Doc fuhr sich mit dem Handrücken über den Mund und sagte: »Ich könnte gut noch ein Sandwich vertragen.«

»Wir wollen lieber die Hälfte aufheben«, antwortete die hagere Frau von der anderen Seite des Tisches her.

»Eigentlich war es meine Idee«, warf Harry McHeath verlegen ein.

»Wirklich vernünftig, junger Mann«, versicherte Doc ihm. Er holte eine kleine Flasche Whisky aus der Jackentasche und hielt sie hoch. »Möchte irgend jemand einen Schluck versuchen?« fragte er dabei. Die dicke Frau räusperte sich tadelnd.

»Heben Sie den Schnaps lieber für einen Notfall auf, Rudi«, meinte Hunter.

Doc seufzte und steckte die Flasche wieder ein. »Vermutlich hat die Kommission für Öffentliche Sicherheit auch etwas gegen eine zweite Tasse Kaffee einzuwenden«, murmelte er vor sich hin.

Harry McHeath schüttelte nervös den Kopf und ging mit einer Thermosflasche herum, um die Papierbecher nochmals zu füllen.
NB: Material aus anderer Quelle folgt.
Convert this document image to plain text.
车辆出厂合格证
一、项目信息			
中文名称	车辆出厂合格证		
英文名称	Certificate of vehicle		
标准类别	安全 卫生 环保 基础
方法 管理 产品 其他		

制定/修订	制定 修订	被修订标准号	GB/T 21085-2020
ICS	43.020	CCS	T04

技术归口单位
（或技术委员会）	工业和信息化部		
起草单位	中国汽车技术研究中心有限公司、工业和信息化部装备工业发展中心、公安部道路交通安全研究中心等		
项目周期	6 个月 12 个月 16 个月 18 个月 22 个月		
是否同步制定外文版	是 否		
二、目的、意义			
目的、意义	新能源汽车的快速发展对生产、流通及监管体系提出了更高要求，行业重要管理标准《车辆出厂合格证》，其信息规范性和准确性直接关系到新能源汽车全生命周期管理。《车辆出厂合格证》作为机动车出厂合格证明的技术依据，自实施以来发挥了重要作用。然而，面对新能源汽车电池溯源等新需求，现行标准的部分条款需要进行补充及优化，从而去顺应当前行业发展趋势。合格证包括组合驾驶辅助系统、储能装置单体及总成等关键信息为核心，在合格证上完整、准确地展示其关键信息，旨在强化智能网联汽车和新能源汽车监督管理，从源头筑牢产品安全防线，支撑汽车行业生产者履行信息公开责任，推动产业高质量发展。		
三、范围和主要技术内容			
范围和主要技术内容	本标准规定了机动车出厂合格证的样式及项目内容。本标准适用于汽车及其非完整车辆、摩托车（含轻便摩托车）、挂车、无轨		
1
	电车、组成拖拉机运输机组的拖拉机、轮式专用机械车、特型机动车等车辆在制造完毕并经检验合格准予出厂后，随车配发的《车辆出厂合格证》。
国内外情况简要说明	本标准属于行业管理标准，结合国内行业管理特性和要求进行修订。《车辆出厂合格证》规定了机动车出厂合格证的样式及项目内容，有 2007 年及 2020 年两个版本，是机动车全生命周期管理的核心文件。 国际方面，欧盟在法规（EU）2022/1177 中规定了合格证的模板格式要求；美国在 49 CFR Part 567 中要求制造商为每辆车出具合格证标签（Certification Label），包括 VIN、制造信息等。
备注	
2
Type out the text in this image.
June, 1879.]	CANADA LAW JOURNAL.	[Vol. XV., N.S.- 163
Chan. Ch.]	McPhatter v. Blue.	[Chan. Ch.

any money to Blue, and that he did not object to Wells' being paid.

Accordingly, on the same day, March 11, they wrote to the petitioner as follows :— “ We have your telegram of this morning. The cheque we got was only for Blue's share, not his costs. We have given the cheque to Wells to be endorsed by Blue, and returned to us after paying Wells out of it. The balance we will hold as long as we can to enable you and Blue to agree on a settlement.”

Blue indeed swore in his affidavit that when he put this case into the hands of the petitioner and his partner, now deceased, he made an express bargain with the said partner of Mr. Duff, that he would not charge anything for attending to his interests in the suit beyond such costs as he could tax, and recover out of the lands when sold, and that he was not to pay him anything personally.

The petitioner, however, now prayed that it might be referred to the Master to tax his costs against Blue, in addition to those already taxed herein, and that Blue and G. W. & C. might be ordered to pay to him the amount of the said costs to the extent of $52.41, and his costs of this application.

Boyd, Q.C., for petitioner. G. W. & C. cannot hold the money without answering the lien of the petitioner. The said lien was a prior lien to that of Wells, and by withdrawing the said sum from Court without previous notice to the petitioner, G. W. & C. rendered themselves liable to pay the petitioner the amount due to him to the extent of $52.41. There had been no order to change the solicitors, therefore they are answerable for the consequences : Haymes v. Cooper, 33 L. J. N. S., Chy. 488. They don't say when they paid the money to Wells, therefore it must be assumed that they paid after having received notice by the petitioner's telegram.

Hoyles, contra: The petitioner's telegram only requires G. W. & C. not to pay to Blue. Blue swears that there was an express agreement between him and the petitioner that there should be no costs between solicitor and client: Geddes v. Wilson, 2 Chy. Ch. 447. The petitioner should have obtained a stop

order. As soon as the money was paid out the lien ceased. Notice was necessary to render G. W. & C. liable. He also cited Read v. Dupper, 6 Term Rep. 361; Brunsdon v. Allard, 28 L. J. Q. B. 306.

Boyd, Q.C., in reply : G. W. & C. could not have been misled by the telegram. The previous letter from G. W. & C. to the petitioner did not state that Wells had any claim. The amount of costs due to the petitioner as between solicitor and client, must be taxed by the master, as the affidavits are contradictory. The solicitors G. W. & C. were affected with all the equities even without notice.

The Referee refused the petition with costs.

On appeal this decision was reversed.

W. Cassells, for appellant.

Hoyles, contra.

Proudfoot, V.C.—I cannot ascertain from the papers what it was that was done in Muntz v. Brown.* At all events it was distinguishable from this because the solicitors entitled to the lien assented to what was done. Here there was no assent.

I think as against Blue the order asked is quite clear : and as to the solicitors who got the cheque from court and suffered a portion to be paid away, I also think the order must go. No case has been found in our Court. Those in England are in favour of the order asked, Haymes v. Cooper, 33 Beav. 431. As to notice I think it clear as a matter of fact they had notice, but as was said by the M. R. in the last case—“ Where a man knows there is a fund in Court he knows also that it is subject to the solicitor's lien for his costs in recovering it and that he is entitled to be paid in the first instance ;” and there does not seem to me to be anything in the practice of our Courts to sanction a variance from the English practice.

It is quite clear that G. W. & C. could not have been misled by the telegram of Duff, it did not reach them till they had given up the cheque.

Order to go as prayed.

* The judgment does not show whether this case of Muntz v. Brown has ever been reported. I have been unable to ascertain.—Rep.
Rama Joan sagte: »Rudolf, Sie haben vorhin nach einer Erklärung für die Farben des Wanderers gesucht. Ich glaube, daß es sich dabei nicht um eine natürliche Erscheinung handelt. Meiner Meinung nach dient die Färbung nur zu ... Dekorationszwecken.« Sie machte eine Pause und fuhr dann fort: »Wenn es Lebewesen gibt, die durch den Hyperraum fliegen, können sie ihren Planeten bestimmt auf eine Art und Weise verzieren, die sie für künstlerisch halten. Die Steinzeitmenschen haben ihre Höhlen nicht von außen bemalt, aber wir streichen unsere Häuser an.«

»Gar nicht übel«, meinte Doc beifällig. »Ein Planet mit Zweifarben-Lackierung. Selbstverständlich gegen Aufpreis.«

Wojtowicz und Harry grinsten. Hunter sagte leise: »Wenn sie so fortgeschritten sind, brauchen sie gar keine natürlichen Planeten mehr. Dann können sie selbst einen bauen.« Er schüttelte den Kopf. »Ganz schön verrückt, wie?«

»Keineswegs«, versicherte Doc ihm. »Überlegen Sie nur, wie vorteilhaft es wäre, wenn man den gesamten Hohlraum eines Planeten ausnützen könnte — für Lagerräume, Schlafsäle, Maschinenräume und so weiter. Natürlich müßte alles gut abgestützt werden, damit es nicht ...«

»Das ist gar nicht nötig, wenn sie die Antigravitation für sich nutzbar gemacht haben«, warf Rama Joan ein.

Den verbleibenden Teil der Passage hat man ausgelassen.